Vlad caminhou em direção de Radu e quando se aproximou mais sentiu um doce aroma vindo do irmão mais novo.

- Vlad...Irmão como você está? – Perguntou o mais novo um pouco assustado por ver o irmão mais velho naquele estão.

- Estou bem! – Respondeu de forma ríspida e seca. – Já você vejo que está MUITO BEM, que cheiro de mulherzinha é esse?

- É um perfume do Sultão.. – Radu sentiu-se envergonhado de responder aquilo. Pensou em dizer o que estava acontecendo, mas tinha dúvida se ele mataria ele mesmo ou o Sultão. – Seus cabelos...Estão todos sujos..E você... você fede irmão, como consegue falar que está bem?
- Temos princípios diferentes meu irmão. Cada vez mais eu percebo isso.. – Vlad lançou um olhar inquisidor e murmurou. – Vejo que o Sultão está cuidando muito bem de você, irmão.

Naquele momento Radu sentiu um arrepio tomar seu corpo. Falo ou não falo? Falo ou não falo? Mas antes do mais novo chegar a uma conclusão, Vlad continuou.

- Eu tenho um plano! – Sussurrou se aproximando do irmão. – Nós podemos fugir daqui!

Radu fitou seu irmão incrédulo. Como ele consegue pensar em algo assim?

- Vlad..Não podemos fugir daqui..

- Podemos Radu, podemos e vamos, agora. – Continuou o mais velho – No meio daquelas escadas reside a porta da nossa liberdade irmão. Podemos fugir dessa tirania e voltarmos para casa, para nosso Pai.

Radu abaixou o rosto olhando para o chão, mantendo um pouco de lado. Não tinha coragem de olhar nos olhos de seu irmão naquele momento. Não queria voltar para casa, na verdade, tinha se acostumado com aquele lugar.

- Voltarmos para casa? Mesmo se conseguirmos fugir daqui irmão, como vamos sobreviver, como vamos nos alimentar?

-Se você deixar de ser uma menina isso não será problema. Podemos comer qualquer coisa até chegar em casa. – Vlad fitava seu irmão atentamente, esperando sua resposta.

- Vlad, não consigo fazer isso. Não posso me arriscar. – Radu sentiu-se um verdadeiro covarde perante seu irmão, contudo não poderia arriscar perder sua comodidade, seus banquetes e banhos quentes por uma aventura que talvez terminaria na morte de ambos.

- NÃO PODE? – Pela primeira vez, Radu vislumbrou o olhar diabólico de seu irmão. – Eu me arrisquei a vir até aqui, te buscar. Eu poderia ter abandonado você...E você fala que não pode.

- Desculpe irmão...

Parecia que um monstro iria sair de dentro de Vlad e esmagar o pequeno Radu. Vlad sentiu a decepção tomar conta de si, sentiu-se arrependido, sentiu-se enojado. Não vou morrer aqui por causa de um frango como você. Não mesmo.
Vlad não respondeu mais, simplesmente fitou seu irmão e com um rápido movimento, bateu a palma da mão direita no peito do garoto, fazendo ele ajoelhar-se e ficar sem respirar.

- MEU IRMÃO..ELE TA MORRENDO, SOCORRO! – Gritou Vlad, fitando Radu com olhos frios, enquanto o mais novo o fitava assustado, com medo.

Os soldados correram em direção dos garotos e quando chegaram perto de Radu, se abaixaram para poder ajudar o garoto a se levantar e ver o que ele tinha. Vlad posicionou-se atrás deles e no meio de ambos. Orgulhoso do seu ato. Eu sou, o que tenho que ser, eu faço, o que tem que fazer.

Rapidamente levou as mãos nos bolsos; Na direita pegou a Lágrima da Morte e na esquerda o pedaço de madeira. Suas peles são fortes, mas não seus olhos.

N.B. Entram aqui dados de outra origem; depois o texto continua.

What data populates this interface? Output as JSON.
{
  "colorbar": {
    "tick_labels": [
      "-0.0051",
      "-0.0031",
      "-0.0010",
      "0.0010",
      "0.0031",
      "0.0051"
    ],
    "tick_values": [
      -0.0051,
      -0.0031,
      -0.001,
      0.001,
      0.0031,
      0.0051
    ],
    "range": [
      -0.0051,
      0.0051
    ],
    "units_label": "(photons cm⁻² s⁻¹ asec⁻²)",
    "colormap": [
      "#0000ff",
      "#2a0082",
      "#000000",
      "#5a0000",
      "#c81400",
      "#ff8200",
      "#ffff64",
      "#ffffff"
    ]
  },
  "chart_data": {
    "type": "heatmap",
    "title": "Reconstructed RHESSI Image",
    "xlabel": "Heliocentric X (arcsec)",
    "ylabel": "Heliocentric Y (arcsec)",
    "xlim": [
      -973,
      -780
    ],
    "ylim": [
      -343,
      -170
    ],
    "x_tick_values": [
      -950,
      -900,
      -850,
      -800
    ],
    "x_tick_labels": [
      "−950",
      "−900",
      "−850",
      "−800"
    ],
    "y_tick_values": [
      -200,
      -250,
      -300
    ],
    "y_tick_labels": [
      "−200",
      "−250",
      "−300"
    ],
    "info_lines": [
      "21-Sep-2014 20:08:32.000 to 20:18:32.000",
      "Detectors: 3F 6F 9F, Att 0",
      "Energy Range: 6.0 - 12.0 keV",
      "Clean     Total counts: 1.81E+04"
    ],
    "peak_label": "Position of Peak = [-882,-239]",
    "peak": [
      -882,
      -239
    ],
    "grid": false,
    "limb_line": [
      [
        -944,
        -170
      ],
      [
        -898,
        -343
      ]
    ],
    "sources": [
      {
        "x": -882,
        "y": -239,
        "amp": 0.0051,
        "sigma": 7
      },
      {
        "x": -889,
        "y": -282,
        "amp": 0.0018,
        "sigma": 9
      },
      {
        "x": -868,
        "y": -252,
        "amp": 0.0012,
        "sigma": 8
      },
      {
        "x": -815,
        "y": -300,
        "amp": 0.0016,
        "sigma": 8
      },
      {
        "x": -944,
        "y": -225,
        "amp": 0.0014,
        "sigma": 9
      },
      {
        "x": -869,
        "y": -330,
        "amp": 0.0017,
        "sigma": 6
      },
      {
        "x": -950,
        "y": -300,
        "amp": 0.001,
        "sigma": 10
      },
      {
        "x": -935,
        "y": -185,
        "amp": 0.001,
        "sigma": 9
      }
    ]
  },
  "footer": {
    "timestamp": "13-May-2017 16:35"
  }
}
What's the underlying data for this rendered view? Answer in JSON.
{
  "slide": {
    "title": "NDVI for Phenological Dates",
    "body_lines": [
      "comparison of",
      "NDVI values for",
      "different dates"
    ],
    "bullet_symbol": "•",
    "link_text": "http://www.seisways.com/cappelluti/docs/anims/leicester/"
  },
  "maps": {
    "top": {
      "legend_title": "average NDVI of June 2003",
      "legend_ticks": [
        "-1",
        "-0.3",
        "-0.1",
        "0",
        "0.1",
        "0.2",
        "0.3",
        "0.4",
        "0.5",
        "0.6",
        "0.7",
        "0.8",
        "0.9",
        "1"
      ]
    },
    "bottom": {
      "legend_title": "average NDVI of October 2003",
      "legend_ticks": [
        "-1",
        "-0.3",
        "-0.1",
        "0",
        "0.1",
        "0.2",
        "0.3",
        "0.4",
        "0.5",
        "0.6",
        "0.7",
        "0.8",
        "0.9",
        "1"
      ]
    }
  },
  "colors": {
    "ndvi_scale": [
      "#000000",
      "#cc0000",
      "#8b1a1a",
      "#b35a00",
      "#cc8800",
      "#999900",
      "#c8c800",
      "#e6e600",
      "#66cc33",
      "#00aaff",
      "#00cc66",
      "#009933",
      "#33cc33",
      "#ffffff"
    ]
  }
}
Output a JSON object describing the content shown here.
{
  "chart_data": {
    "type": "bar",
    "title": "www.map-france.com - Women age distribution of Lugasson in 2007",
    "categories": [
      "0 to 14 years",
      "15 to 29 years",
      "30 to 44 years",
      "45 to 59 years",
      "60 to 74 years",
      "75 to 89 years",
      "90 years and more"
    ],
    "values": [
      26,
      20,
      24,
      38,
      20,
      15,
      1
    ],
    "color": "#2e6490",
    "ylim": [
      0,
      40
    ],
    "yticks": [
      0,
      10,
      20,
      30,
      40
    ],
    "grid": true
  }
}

Em um só movimento tirou os objetos dos bolsos e cravou nos olhos dos guardas, acertando os dois ao mesmo tempo. A sensação que sentiu quando os objetos cravaram-se nos orbes dos soldados fora de um prazer sem igual. Sentiu o sangue quente esguichar em seus dedos e aquilo era muito bom. Sentiu-se vivo, feliz depois de muito tempo.


Os soldados ajoelharam-se e gritaram de dor. Vlad não demorou muito e puxou o miolo de chave da cintura do soldado. Este tentou segurar seu braço, mas com a perna Vlad quebrou o braço do soldado. Sorriu novamente e correu em direção da porta, de sua liberdade.